Deafness runs through generations in the Artinian family, the "stars" of this wonderful Oscar-nominated documentary directed by Josh Aronson now playing at the Harris Theatre, Downtown. Thirtysomething Peter, wife Nita and all three of their small children were born deaf. They communicate superbly with one another through sign language, functioning happily and healthily in their Long Island deaf community until confronted with a major techno-existential crisis: the "miracle" of cochlear implants, by which many deaf brethren have been dramatically enabled to hear. Heather, their precocious 5-year-old, has learned of the device and wants one.
"When she came to me and said she wanted a cochlear implant, it upset me," says -- rather, signs -- Peter to the documentarists. "I'm really very happy being deaf. It's very peaceful. If someone gave me a pill to make me hearing, would I take it? No way. I'd spit it out!"
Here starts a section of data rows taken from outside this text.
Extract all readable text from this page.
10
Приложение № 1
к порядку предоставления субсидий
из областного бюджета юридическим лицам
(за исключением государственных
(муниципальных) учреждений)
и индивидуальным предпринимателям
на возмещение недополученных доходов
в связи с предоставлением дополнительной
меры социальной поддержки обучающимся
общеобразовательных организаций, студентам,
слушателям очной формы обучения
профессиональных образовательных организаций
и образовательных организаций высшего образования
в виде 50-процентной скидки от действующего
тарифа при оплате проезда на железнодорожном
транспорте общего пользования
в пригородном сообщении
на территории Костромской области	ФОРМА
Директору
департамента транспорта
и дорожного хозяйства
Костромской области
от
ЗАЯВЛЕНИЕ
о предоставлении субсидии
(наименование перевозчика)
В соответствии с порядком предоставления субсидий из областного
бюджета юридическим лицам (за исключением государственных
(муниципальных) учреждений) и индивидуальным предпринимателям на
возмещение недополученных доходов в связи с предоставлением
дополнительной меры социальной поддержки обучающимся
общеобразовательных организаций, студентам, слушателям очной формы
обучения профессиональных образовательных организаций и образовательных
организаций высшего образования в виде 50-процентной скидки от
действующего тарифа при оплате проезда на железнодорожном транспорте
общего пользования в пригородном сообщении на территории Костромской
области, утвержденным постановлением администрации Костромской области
Meanwhile, other close family members face a variation of the same dilemma: Peter's brother Chris and his wife (both hearing) are devastated that one of their newborn twins is deaf and determined to do a cochlear implant on the infant. Grandma Marianne favors it for both Heather and the newborn. But Peter is deeply disturbed by the idea:
"It doesn't seem right for a deaf person to want this or do this. Our natural world is in sign language and with the deaf. ... English is just moving lips for me; it has no meaning. Signing is so real, so visual!"
We find out -- very quickly -- that the mainstream concept of deafness as a "handicap" differs radically from the deaf self-concept as a proud minority with higher, not fewer, skills than the society at large.
The close-knit Artinians are torn apart by the dispute, and Heather is too smart not to be aware of it. She could hardly fail to be, given the constant, heated arguments -- hands louder than voices -- among her elders. "I will talk AND sign," she says, trying in sweet, optimistic innocence to reconcile them and the problem. She wants to live in both worlds and thinks she can.
We think so, too, at first, in the presumed superiority of the hearing world. But in the United Deaf States of America, many -- including Heather's parents -- think otherwise and, as their debate rages, we are forced to rethink what initially seemed an obvious course of action.
Director Aronson was inspired to make this film by meeting a deaf woman who'd just had a cochlear implant and could talk on the phone for the first time in her life but was grieved to find deaf friends of 20 years rejecting her because of it. Such powerful emotional ambivalence infuses "Sound and Fury."
It is not just an intrafamilial but intracommunity battle, climaxing at an outdoor gathering -- the film's most marvelously complex scene -- with 15 signers' hands flying at once on both sides of a picnic table: "You feel deaf people are inferior!"... "The implant's a threat to your way of life!"... "Don't you want to hear the beautiful rain hitting the earth?"... "I can SEE the beautiful rain, taste it on my lips -- I don't need to HEAR it!"
Despite their powerful prejudices, Heather's dutiful parents explore all the options, taking her -- and us -- to visit hearing and nonhearing families with cochlear-implant kids, before finally discovering a 130-year-old school for the deaf in Frederick, Md., the deaf-oriented community of which nails down their decision.
Brother Chris and sister-in-law Mari make an equally difficult, equally brave decision -- rising above all the dual demons of peer-group doubt and parental guilt.
Using excellent voice-over "translators" unobtrusively matched to the characters (rather than subtitles), Aronson captures these remarkable people in a natural, objective way that puts to shame "Survivor" gimmickry -- those pretenses of real people "captured by" but in fact performing for the camera as much as any card-carrying Screen Actors Guild member.
By contrast, these chubby Artinian menschen ARE real -- no heroes or villains among them, wrestling with one other in pure love over a vital collective identity crisis. Fine parents, all, in a wrenching generational, cultural and community conflict -- striving to make the right decision, and doing so in heartbreakingly different ways.